Imagine you were a property developer or builder and got the green light to build a housing estate in a flood plain. If you found enough mugs to buy flood-prone houses at a price that made you a profit, you'd have walked away, laughing all the way to the bank.

It would be easy to foresee downsides for other people, though. The ones living on the floodplain estates would be at high risk of getting flooded out, putting lives and property at risk, and they'd get hit in the pocket with higher insurance premiums. People living in formerly safe properties nearby might start to find themselves flooded out, too, because you'd built on ground that used to absorb floodwater. The taxpayer might get it in the shorts, because the Environment Agency had to spend more on flood defences. And so on.

A flood is the sort of thing we used to call an Act of God. An event that's often unpredictable, a disaster for which nobody's really to blame. On the other hand, building houses in an area that's at risk of flooding (there's a subtle clue in the word "floodplain"), is a matter of human judgement.

These musings were prompted by the conjunction of what they're starting to call the wettest year on record and Cathy O’Neil's thoughts on the ideology of the financial crisis at Mathbabe.

The details of why we're in the economic mess we're in are complex and best left to those with a sounder understanding of economics and complex financial transactions than I'll ever have.

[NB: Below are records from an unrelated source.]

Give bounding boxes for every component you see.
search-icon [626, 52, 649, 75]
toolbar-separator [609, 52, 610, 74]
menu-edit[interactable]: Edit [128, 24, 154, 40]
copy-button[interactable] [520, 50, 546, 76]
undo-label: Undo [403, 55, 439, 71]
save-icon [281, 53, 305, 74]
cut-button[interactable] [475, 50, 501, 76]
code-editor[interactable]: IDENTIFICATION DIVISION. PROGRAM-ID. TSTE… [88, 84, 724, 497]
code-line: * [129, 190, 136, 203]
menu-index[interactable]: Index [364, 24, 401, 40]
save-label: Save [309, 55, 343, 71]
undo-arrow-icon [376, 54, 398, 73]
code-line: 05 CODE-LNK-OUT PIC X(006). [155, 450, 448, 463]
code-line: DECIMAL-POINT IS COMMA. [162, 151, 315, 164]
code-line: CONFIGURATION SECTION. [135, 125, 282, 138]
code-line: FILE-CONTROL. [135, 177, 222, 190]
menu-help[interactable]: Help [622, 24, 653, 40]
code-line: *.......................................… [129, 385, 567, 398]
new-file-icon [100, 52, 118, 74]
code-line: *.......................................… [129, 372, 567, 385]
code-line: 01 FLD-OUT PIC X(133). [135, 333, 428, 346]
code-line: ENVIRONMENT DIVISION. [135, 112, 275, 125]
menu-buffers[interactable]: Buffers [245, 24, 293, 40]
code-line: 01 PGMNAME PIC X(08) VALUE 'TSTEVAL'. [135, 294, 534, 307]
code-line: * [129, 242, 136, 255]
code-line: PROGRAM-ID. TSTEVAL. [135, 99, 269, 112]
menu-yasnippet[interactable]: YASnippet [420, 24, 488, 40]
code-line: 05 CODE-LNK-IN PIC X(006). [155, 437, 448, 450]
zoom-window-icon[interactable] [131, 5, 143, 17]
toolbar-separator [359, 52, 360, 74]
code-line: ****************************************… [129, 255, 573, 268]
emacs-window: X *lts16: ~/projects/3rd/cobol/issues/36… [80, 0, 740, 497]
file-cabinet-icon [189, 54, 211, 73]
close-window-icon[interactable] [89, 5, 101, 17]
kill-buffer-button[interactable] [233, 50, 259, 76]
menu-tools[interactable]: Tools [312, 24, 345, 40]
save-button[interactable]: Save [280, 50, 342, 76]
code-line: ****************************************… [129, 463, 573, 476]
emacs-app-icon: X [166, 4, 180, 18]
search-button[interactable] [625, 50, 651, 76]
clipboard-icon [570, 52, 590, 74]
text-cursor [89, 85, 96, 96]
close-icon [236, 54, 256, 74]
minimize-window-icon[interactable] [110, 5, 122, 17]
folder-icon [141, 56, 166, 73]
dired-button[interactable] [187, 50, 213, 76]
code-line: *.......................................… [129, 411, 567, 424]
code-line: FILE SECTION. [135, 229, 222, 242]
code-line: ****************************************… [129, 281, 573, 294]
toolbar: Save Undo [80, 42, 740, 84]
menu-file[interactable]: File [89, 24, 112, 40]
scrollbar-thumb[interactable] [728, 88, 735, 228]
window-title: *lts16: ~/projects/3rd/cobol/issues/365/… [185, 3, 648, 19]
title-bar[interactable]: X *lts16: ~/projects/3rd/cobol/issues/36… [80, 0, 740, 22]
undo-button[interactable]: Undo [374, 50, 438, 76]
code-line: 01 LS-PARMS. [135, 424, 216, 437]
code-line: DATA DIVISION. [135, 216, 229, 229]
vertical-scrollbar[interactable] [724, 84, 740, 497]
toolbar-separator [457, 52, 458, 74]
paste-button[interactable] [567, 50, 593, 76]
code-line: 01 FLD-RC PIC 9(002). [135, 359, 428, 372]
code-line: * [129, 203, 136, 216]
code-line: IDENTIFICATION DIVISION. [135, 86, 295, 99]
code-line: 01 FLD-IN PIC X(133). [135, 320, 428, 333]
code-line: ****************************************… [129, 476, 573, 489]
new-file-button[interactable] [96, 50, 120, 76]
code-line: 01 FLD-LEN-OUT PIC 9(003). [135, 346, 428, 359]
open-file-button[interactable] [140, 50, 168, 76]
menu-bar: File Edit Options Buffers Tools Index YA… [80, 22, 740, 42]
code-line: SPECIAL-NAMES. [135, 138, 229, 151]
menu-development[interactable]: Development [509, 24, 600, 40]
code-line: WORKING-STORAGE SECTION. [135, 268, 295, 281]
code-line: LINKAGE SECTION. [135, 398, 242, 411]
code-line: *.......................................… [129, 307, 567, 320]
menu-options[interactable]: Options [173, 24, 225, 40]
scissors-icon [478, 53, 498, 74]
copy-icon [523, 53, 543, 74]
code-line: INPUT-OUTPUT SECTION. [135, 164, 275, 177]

But there's an important point that even ignoramuses like me can grasp.

Listen to many news reports and most politicians and you might come away with the impression that the financial crisis was some sort of natural catastrophe, like a flood.The economy is presented as a complex system, like the weather, beyond human control and only to be imperfectly understood by experts. We can't control the weather, we just have to put up with it and hope for the best.

But you don't have to understand weather or climate in any detail to understand that some low-lying areas tend to flood. And you don't have to be well-read in economic theory to understand that the individuals who profit from selling houses in a floodplain might take a different view of risk from the families who end up getting flooded out.

If you made a conscious effort to ignore who has the contacts and the power to dictate what gets built and where, you might choose to blame the people who buy houses in floodplains and say that the developers and builders are only meeting their demands. But which ever way you slice it, human judgement is part of the process. They system is partly complex and unpredicable but it's also partly shaped by people with competing interests and unequal access to the levers of power. It's not just the climate, it's also how people choose to deal with it.

Likewise, people created the conditions that triggered the financial crisis through rational self-interest (and to hell with the consequences for everybody else). There's no law of nature that means things can't be done differently.  Economic reality is yesterday’s political choice.